Today, in the dining hall, I was eating lunch with a friend, Yeinye. Let's call him Soko for simplicity. Soko has become incredibly close to me over the last semester-and-a-few-weeks. So close, in fact, that he found himself inserting himself into my personal life and assessing it, rightfully so. He explained to me something that has been said to me time and time again, in and out of relationships, in and out of boy troubles, from every person who has genuinely cared about me.
Here is how my love life was explained to me:
'You have a guy that shows you the slightest bit of attention, and you get excited and return it tenfold, which puts you up here (imagine the hand gestures that accompany). He returns it fivefold, not quite to where you're at. Somewhere along the way, he decides something isn't the way he wants it. He's not around anymore. You fall back to where you started (the hand falls back to the starting point) and start all over with another guy.'
This has been said to me before. This isn't news to me whatsoever, I mean I am there throughout this whole process each and every time.
Hearing this from someone who is relatively new to my life, however, was different. I denied it silently for a few minutes. The more I sat there, the more I started to think about how right he was. Every time this had been said to me before, I brushed it off with an I know what I'm doing, thank you! attitude. I started to go from past guy to past guy, connecting the dots.
1. He wasn't coming back to school the next year and didn't see how I fit. 2. A long distance relationship wasn't the way he wanted it. 3. I was going to travel that summer and he didn't want me to leave. 4. I wasn't the way he wanted it. 5. I couldn't see him in a timely manner, he got busy, I wasn't worth the time.
The reason hearing it this time was different was because I knew Soko had seen me at my worst. He has taken care of me when I've been sick. He has held my hand through hard times in my life. He has been with me through my entire shift into college. He has also seen me at my best, laughing at dog clothes in Petsmart while I assemble a care package for Steve.

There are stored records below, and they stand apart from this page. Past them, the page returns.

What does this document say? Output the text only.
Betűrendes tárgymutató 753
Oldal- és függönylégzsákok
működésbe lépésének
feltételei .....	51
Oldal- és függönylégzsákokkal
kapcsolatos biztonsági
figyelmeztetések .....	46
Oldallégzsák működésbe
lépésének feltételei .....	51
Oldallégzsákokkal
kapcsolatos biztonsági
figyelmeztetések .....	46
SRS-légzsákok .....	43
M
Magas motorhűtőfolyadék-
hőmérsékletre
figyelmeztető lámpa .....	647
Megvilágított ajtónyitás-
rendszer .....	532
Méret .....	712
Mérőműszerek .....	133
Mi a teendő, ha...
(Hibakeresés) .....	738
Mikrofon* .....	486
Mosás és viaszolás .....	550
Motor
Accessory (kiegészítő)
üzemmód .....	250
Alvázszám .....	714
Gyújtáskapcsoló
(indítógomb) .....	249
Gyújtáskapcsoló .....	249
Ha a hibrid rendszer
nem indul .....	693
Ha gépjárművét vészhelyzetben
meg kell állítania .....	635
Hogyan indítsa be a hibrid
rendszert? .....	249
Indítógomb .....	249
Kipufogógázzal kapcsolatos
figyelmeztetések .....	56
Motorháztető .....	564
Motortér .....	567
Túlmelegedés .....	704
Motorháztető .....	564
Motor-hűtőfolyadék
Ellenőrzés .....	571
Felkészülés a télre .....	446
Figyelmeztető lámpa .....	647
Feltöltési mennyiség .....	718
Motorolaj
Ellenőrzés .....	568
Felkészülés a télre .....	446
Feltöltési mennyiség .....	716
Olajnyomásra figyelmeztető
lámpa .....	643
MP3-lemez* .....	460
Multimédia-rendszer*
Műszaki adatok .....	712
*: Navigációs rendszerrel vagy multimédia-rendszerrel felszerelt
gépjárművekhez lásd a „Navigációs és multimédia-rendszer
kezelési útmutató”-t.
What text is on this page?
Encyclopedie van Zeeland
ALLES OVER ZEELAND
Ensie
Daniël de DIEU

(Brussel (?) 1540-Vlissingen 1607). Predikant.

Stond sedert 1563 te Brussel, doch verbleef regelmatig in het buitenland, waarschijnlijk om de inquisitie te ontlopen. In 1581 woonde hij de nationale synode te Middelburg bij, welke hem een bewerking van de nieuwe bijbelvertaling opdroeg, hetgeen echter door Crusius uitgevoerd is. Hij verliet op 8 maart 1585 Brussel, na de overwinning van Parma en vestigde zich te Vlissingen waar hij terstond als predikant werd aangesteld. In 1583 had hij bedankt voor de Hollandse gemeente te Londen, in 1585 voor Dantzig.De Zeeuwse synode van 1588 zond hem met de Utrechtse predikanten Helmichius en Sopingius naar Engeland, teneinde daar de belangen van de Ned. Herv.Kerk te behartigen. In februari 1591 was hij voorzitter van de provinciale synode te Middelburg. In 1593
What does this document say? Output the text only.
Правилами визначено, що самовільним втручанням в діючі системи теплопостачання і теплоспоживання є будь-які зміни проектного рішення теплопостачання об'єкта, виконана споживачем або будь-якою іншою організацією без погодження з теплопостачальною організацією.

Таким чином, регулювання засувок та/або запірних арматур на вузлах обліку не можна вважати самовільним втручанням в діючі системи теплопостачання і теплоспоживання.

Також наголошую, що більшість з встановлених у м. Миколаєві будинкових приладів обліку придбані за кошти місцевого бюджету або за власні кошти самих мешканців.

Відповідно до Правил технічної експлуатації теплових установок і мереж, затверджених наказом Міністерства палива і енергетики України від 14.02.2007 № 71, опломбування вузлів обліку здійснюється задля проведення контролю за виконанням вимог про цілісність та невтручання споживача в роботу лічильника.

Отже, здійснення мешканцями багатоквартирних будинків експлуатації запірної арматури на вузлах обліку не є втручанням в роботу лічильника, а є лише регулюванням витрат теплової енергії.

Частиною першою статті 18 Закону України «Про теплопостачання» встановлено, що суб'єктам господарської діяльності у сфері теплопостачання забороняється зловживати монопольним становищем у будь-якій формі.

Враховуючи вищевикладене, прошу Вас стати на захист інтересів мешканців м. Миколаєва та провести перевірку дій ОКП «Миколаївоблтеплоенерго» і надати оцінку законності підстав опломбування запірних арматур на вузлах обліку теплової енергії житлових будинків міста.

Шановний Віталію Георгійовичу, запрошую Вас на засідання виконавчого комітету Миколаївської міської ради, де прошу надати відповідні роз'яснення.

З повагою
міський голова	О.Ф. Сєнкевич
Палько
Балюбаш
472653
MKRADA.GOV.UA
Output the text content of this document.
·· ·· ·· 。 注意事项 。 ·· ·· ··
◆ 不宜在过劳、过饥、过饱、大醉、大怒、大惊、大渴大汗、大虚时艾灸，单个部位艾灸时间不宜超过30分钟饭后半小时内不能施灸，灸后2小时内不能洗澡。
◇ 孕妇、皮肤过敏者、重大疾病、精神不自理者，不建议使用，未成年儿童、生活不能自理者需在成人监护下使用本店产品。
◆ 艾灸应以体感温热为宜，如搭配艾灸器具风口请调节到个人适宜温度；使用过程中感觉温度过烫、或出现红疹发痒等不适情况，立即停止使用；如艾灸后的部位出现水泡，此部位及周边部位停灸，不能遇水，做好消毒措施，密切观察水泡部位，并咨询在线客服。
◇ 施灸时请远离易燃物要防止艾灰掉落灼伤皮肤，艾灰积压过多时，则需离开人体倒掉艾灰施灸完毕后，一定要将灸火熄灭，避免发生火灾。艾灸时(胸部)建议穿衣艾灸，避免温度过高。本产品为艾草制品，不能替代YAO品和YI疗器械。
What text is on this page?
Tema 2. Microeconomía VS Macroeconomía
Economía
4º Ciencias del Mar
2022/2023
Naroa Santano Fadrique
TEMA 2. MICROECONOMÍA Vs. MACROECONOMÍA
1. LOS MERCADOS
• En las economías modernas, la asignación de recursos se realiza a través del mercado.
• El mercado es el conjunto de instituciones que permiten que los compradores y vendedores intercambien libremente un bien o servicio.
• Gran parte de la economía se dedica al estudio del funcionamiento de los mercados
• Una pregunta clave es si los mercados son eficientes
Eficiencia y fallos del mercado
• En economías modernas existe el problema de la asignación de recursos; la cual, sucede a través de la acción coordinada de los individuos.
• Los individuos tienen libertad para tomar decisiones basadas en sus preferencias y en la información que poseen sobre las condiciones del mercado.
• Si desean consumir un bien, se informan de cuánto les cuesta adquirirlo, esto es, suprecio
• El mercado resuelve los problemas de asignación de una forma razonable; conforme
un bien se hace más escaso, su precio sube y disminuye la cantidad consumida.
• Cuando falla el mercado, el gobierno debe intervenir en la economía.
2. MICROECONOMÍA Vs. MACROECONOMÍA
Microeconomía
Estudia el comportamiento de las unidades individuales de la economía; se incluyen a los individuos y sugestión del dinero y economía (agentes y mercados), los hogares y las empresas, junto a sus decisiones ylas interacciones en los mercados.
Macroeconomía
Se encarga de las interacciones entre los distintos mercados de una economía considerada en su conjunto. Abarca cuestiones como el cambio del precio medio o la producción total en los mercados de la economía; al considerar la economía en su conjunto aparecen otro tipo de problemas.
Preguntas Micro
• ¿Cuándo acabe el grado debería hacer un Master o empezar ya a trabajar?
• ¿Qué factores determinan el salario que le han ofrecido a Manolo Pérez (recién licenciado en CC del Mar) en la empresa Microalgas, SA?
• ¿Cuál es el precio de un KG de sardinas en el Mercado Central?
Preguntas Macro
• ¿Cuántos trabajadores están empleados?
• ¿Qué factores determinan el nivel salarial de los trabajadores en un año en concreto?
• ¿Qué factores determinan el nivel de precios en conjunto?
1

He made it a point toward the end of his devastating lecture to tell me that he's mad at the guys, not at me. That had never been said to me before. I had always been blamed for picking the wrong ones, for not giving the right ones a chance, for doing this to myself. He credited them for my upset. They were the ones that screwed up. They were the ones that were losing something good.
It doesn't always work out. For whatever reason is presented to you, it just might not happen the way you want it to happen. You had his birthday present planned out, you had your trip to see him planned out, you had every cute text screenshotted in your phone, you had everything in order. It wasn't the same to him. His life wasn't in order and that's not your fault.
Keep loving tenfold, because that is an admirable quality. But like I've said in almost anything I've ever written in my life, and something I'm learning everyday: take your time.
You deserve as much love as you give. Sometimes it's not in significant others. Sometimes you find the love you need in your Sam, your Lauryn, or your Yeinye.